Charles had the freedom to sneak out and ride his bike or fly a remote control airplane, if he'd been so inclined. But he just wasn't very good at doing things for himself. In fact, he was quite clumsy about it. Instead of doing something along those lines, Charles would drive downtown and pick up a prostitute.

He hated this habit and had tried to kick it from the day it had started twelve years ago. However, he didn't have much luck until five years ago, when he started to take better care of himself in his everyday life.

He still pitched in around the house and put the kids and his wife first, most of the time. But sometimes he admitted, "I'm exhausted," and walked into the bedroom first thing after getting home from work, and laid down for a nap. This was very hard for him to do, because he knew his wife, Carrie, wouldn't be happy about it. At least at the time. But as he pushed through that discomfort and more often did what he felt like doing, he found that she got over her upset pretty quickly. In fact, she knew he was tired because of everything he was doing for their family. Most of the time she appreciated him and supported his efforts to take care of himself.

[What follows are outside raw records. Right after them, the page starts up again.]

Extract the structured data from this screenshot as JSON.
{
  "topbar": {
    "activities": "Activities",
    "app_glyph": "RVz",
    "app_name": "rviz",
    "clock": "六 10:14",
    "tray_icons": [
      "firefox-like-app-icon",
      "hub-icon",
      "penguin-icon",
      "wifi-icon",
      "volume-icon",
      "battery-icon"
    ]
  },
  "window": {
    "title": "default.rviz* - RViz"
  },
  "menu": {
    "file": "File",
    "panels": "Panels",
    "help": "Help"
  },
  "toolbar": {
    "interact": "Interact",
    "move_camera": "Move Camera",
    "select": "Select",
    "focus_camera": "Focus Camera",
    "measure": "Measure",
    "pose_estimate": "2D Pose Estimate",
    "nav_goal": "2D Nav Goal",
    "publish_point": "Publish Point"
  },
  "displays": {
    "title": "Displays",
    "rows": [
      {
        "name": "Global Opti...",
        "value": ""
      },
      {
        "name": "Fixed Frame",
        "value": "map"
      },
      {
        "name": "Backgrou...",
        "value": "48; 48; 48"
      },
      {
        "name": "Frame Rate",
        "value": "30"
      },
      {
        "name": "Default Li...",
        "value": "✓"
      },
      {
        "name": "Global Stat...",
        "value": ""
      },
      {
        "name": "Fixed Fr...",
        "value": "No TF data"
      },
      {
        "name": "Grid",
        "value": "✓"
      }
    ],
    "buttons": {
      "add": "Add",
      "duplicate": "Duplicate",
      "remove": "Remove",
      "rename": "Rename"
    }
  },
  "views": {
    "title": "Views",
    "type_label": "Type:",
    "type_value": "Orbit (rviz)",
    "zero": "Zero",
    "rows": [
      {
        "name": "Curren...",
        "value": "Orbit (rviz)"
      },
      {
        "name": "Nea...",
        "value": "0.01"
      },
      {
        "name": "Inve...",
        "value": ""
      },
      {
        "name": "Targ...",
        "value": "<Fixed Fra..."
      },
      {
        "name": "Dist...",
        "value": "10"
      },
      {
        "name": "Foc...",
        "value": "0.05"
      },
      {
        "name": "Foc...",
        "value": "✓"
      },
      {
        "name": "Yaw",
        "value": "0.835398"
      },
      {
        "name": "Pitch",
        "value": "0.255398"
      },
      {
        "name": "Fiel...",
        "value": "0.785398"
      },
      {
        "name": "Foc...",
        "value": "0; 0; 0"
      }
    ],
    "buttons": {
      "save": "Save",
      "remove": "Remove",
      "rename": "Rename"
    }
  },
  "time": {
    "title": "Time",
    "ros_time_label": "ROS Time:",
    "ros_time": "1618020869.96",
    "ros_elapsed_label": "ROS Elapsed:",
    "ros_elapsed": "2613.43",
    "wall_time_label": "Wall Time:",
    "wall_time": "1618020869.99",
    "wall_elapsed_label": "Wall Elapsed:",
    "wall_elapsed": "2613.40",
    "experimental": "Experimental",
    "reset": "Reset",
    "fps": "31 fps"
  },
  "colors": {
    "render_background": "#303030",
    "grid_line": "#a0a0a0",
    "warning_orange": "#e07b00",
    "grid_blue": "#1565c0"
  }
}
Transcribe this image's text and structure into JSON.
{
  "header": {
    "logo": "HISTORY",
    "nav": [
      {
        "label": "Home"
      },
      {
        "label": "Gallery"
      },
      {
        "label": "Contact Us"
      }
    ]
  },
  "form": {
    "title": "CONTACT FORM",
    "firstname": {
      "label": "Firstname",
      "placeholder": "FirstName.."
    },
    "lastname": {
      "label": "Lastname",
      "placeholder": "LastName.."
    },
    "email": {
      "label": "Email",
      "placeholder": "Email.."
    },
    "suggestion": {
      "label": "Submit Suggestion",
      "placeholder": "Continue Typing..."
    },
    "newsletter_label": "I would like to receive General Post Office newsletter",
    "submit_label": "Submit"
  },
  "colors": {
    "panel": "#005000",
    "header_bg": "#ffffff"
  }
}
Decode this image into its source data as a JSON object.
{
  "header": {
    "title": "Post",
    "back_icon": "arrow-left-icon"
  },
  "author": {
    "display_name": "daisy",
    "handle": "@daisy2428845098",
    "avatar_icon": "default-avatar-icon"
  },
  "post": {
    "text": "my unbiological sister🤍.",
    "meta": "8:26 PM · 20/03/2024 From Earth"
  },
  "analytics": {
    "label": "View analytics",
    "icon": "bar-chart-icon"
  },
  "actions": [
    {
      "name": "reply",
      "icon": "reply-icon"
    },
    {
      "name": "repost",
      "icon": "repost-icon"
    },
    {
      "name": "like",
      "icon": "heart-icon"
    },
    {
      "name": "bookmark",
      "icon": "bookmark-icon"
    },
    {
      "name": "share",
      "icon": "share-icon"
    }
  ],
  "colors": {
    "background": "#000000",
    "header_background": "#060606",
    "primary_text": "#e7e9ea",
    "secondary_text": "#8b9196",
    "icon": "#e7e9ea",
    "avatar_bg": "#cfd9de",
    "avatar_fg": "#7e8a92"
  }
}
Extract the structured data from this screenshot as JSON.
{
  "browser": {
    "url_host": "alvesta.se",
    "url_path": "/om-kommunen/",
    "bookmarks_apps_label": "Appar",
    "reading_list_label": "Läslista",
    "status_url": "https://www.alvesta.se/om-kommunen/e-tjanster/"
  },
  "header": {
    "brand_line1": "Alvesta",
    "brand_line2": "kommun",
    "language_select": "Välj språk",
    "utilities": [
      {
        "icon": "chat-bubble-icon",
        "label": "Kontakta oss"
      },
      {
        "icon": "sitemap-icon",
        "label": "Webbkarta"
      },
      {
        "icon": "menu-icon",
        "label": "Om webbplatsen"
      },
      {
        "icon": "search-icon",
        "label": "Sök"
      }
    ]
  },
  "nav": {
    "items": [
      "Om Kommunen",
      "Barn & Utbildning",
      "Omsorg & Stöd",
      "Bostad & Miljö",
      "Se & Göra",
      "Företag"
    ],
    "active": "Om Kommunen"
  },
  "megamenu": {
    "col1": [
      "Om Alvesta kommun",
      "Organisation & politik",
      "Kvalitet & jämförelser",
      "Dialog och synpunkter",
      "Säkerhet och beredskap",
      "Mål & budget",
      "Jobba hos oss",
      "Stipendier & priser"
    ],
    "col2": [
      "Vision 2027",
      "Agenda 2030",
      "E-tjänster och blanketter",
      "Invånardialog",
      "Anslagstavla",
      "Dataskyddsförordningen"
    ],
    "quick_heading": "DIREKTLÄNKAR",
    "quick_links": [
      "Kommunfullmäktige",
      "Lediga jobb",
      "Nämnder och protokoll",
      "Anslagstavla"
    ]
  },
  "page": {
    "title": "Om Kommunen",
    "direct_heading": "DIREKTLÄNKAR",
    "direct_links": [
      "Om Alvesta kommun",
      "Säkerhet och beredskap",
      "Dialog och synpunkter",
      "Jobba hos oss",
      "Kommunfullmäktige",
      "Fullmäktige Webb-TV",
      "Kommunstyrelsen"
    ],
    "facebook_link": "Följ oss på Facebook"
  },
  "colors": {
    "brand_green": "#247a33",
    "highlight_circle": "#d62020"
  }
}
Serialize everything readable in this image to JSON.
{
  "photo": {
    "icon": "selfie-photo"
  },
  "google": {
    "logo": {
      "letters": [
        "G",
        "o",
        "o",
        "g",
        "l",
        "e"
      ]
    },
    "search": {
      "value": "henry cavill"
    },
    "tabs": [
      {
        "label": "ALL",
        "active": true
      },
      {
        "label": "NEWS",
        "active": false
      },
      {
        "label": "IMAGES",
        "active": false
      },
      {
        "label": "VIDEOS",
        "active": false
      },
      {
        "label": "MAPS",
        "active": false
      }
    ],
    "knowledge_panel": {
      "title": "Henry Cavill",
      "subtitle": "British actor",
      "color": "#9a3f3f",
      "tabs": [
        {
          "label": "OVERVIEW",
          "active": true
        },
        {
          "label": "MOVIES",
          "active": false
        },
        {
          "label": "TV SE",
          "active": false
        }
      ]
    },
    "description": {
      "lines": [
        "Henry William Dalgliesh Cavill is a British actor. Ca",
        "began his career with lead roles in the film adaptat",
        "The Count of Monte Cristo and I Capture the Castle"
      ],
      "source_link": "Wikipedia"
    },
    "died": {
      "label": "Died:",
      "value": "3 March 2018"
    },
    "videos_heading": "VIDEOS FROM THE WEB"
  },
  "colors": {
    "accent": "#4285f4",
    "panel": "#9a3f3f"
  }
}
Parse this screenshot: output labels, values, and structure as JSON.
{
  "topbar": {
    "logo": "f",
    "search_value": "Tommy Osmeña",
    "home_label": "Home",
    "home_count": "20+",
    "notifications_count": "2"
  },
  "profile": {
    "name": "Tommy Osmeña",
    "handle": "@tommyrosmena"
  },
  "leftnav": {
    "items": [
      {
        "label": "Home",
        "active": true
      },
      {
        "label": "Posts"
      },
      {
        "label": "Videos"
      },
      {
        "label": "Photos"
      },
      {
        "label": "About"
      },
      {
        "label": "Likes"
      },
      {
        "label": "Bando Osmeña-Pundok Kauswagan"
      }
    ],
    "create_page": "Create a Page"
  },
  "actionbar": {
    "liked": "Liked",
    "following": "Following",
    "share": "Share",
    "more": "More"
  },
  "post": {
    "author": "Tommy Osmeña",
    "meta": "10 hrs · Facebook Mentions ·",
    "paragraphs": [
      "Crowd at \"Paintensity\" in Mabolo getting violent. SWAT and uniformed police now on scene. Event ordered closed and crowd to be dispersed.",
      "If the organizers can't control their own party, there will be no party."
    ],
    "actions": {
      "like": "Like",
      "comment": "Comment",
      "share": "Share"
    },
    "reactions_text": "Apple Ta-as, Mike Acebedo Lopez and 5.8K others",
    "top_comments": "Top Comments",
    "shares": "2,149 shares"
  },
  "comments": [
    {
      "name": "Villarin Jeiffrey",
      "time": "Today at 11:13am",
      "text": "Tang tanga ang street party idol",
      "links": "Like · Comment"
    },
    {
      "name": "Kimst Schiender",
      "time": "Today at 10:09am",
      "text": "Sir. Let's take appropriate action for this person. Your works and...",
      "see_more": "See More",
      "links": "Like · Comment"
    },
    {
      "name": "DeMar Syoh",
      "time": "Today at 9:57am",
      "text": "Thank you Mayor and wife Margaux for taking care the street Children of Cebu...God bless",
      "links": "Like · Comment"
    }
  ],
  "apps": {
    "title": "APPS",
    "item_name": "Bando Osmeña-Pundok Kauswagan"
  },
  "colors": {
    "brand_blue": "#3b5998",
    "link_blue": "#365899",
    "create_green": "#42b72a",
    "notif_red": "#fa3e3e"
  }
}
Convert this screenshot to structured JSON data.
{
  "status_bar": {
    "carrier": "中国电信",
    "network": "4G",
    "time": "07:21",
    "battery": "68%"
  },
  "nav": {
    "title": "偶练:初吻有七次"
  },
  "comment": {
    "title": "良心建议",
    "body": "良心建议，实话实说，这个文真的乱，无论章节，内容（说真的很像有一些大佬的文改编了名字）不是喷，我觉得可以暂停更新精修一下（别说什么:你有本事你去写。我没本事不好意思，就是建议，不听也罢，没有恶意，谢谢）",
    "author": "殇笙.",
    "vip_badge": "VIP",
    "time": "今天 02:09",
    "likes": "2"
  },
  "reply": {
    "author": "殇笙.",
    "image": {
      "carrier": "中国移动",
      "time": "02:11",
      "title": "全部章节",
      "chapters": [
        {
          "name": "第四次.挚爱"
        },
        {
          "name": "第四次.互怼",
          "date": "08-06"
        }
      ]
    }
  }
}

It was hardest for Charles to feel like he was letting Carrie down. It was not quite as difficult, but still a stretch, to say no to one of his partners when she brought an inner-office conflict to him, expecting him to jump in and help resolve it. Instead he listened, nodded, and expressed his confidence: "Go back and keep trying. I'm sure that you and Sherm will find a way to work it out between the two of you." And they did. At least she never complained of the matter to Charles again.

He crossed a final hurdle the next time a family member approached him for financial help. His big brother was upside-down on a truck he'd purchased a couple of years earlier, and had fallen behind on payments. Could he get a little help? Or better yet, did Charles need a new truck? He empathized with his difficult situation, expressed full faith that he'd find a way to work it out, but declined to give him money or take on the truck and the payments. It was so freeing to walk away from that interaction feeling love for his brother without feeling like he'd taken on his burdens. He accepted that his brother may resent the lack of help, but even that burden would not be his to bear, but his brother's.

It's very freeing to live by choice rather than out of pressure or to meet expectations or in an effort to keep up appearances. We free ourselves from the buildup of resentment and feelings of rebelliousness that can put us at greater risk for relapse. When we choose how we're going to live and take responsibility for those choices even in the face of pressure, we more fully emancipate from all of the controlling factors in our life--even our addiction. Here's why: as my mentor, Craig Berthold, taught me: our addictions often serve as vehicles of emancipation. Once we emancipate legitiately and courageously, we no longer need those old illegitimate and ineffective vehicles. Once we can say to everyone in our life: "I love you and I want you to be happy... but I am no longer going to let you control my life. I get to choose--I have to choose!--how I am going to live. And now that I am, I love you more than ever, because I no longer resent you and the power I used to give you over me!"